Szczególnie najbogatszy pretendent - bankier i były gubernator Massachusetts, Mitt Romney. Okrzyknięty faworytem do republikańskiej nominacji w prawyborach ma jednak spore problemy, także finansowe. Wygrał dotąd zaledwie cztery starcia z dziewięciu. Wydał tymczasem najwięcej ze wszystkich. W styczniu zaledwie dwa triumfy w New Hampshire i na Florydzie kosztowały go 18,7 mln dolarów. W tym samym czasie jego sztab zebrał niewiele ponad 6 mln dolarów.
Najpoważniejszym sygnałem ostrzegawczym nie jest jednak wcale to, że wydaje trzy razy więcej, niż udaje mu się zebrać. Komentatorzy za oceanem zwracają uwagę na co innego. Romney próbował swoich sił już cztery lata temu. Uznając, że nie ma szans wycofał się w lutym. Wówczas miesięcznie otrzymywał jednak wsparcie o 3 mln dolarów wyższe, niż dzisiaj.
Gdy na początku kampanii planował już bój z samym Barackiem Obamą zapowiadał, że po nominacji łatwo będzie w stanie zebrać nawet 100 mln dolarów. Urzędujący prezydent czeka bowiem na kontrkandydata z budżetem w wysokości ponad 220 mln dolarów. Dzisiaj przychody Romney'a niewiele różnią się od pozostałych uczestników republikańskich prawyborów.
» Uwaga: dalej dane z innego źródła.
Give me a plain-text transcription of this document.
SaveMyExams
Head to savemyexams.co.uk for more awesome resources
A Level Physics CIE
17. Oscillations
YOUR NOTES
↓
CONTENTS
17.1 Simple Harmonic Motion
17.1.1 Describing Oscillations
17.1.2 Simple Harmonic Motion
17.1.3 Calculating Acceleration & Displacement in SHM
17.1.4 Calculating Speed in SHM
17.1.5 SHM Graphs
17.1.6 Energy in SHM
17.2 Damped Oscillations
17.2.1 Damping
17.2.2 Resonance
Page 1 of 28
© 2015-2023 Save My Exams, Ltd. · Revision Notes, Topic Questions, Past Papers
W styczniu Newt Gingrich zebrał 5,5 mln, a Rick Santorum 4,5 mln dolarów. Ich wpływy wciąż są niższe, ale w przeciwieństwie do Romney'a wzrastają.
Być może prezydentury po prostu nie można kupić. Najmniej zamożny Santorum nie wydaje milionów na godziny reklam w radiu i telewizji, a ma na koncie tyle samo zwycięstw, co Romney. Właściwie wystarczy mu, że jego wystąpienie pokaże kilka serwisów informacyjnych.
Big PAC
Jak to jednak możliwe, że już w prawyborach kandydaci mogą w ogóle tak bajecznie wysokie sumy wydawać, skoro maksymalna wysokość wpłaty jednej osoby prywatnej została ustalona na 2,5 tys. dolarów? Kluczem do finansowego sukcesu (a w tym roku być może także do miliardowego rekordu) są PAC, czyli political action committees - formalnie niezależne od sztabów organizacje wspierające kandydaturę danego pretendenta.
W ten sposób miliony na kampanię płyną nie tylko od najbogatszych biznesmenów, ale nawet bezpośrednio od firm. Przed dwoma laty amerykański Sąd Najwyższy uznał bowiem, że niezgodny z konstytucją był zakaz finansowania kampanii przez koncerny i związki zawodowe. A to właśnie PAC-ki biorą na siebie najbardziej kosztowny element walki wyborczej, czyli reklamy. Zarówno te wychwalające ich faworyta, jak i rozsiewające czarny PR wobec pozostałych kandydatów.
To dzięki formule takich komitetów Newt Gingrich mógł dostać na starcie kampanii 10 mln dolarów od magnata z Las Vegas, Sheldona Adelsona, a Ron Paul prawie 2 mln dolarów od właściciela serwisu PayPal. Wspierające Mitta Romney'a rodzeństwo milionerów - Charles i David Kochowie już wydali tymczasem 6,7 mln dolarów tylko na kampanię atakującą Baracka Obamę.
Ile pieniędzy może zatem popłynąć, gdy ta tocząca się w czasach kryzysu kampania zacznie się na dobre?